Jamie, how sweet of your sil!!

Joined: 03/16/15
Posts: 53852

:bump:
Bumping!

Joined: 03/16/15
Posts: 53852

Through the loss of my daughter Rebecca and pregnancy.org I meant a wonderful woman, Antoinette who also lost a daughter. It has been almost 2 years and although she lives in Canada and I the US the loss of our daughters have given us a bond. I know that if I ever need her, she would be there and I hope she knows that the same is for her. She helped me every step of the way through my loss and the extreme depression/anxiety that followed. Also through my loss my husband and I grew closer together. We now know that there isn't anything we can't face together. He was/is my rock and although we have had an additional 2 miscarriages, we still hold onto hope that one day our turn will come.

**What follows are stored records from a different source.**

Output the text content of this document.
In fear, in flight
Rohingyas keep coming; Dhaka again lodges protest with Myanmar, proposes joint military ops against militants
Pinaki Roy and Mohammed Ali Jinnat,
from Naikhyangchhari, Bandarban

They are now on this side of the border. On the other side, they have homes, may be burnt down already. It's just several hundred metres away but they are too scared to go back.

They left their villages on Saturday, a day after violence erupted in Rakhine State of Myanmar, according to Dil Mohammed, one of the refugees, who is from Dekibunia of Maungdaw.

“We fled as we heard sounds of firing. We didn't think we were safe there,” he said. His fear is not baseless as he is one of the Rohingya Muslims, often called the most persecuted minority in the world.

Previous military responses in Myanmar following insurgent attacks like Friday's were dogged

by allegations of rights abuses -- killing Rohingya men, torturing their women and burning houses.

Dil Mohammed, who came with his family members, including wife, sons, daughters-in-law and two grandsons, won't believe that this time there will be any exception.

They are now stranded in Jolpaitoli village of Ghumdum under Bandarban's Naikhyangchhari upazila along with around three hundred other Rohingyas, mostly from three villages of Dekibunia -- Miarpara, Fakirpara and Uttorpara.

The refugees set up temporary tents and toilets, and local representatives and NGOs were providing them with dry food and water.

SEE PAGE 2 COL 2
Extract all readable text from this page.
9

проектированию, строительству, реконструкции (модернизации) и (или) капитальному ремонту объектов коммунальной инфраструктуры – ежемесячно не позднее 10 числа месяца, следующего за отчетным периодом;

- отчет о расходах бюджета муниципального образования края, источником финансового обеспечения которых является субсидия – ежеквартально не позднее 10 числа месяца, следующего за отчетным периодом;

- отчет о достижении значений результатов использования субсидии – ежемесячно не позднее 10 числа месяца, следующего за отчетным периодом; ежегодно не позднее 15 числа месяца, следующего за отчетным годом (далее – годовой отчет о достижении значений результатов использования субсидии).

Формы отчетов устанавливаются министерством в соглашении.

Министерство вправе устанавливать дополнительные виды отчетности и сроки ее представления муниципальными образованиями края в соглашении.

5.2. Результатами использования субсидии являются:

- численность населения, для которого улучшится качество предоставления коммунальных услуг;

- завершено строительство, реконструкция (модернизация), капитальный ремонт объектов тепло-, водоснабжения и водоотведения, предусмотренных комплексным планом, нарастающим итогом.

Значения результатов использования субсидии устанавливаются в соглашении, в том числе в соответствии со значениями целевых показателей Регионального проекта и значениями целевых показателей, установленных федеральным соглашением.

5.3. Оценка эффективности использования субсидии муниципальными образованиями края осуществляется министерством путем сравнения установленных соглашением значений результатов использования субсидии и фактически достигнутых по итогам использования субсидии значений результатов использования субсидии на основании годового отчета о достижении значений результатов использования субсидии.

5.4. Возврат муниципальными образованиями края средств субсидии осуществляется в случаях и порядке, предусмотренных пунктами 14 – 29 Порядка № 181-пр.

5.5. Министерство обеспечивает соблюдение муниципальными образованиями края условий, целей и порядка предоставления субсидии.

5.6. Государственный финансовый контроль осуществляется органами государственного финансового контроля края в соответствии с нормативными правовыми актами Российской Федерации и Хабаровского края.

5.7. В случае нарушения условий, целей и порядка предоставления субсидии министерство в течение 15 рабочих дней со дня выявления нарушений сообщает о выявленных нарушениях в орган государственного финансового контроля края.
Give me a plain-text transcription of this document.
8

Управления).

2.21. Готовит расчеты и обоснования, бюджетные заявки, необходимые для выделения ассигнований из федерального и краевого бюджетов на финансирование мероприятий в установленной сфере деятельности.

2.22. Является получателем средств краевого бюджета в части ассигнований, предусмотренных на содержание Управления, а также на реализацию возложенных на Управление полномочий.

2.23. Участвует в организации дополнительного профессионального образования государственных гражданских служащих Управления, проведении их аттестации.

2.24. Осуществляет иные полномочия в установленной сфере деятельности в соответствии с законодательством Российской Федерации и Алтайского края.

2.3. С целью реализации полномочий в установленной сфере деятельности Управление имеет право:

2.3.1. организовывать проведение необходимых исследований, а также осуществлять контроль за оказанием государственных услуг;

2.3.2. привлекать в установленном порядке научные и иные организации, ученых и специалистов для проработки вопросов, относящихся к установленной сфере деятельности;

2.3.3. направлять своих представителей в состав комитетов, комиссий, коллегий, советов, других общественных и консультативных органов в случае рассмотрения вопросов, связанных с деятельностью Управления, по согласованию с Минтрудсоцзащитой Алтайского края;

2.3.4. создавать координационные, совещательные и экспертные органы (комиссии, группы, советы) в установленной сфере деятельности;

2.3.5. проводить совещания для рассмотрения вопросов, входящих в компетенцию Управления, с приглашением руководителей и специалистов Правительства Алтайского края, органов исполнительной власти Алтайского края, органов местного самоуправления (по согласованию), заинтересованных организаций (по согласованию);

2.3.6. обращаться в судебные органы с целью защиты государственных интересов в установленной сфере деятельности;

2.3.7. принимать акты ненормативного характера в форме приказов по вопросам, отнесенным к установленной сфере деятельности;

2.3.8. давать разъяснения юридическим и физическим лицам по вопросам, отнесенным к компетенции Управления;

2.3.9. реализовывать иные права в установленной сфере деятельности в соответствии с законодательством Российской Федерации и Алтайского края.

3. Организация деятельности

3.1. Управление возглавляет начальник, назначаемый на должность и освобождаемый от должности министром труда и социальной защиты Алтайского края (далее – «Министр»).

An amazing thing that occured with my losses is how strong I have become. I have realized through these losses that I may fall down but I can get back up and eventually move on.

My daughter Rebecca's miscarriage/still birth I like to call it showed me who my real friends and family are. Some couldn't handle it and still do not like to admit my loss. We, anyone who lost a baby, are given an amazing gift...to be able to hold/carry an angel and for that I am grateful.

tinaruger's picture
Joined: 09/28/02
Posts: 82

I had 2 people who really were amazing. The first one was my priest. Being a Catholic, I was brought up believing in original sin so i was deeply distraught knowing my baby had died and never was baptized. My priest talked to me for hours assuring me that my baby was in fact in heaven and he asked me how a baby can be born with original sin when they are so innocent? He said that the church has changed their views. This helped me tremendously. The second person was Cory Ross, the undertaker. Even though I was only a few weeks along, he treated as he would any other death and he went to the hospital 3 times before they would release the remains to him. He made a little casket, lined it with satin, made a cross to put the casket on (which hangs in my living room) and did not charge us for any of it. To this day, i am forever grateful to him. He now comes in and buys arrangements from me once a week and he refers his customers to me for funeral pieces. These 2 things from these 2 people were a life saver to me.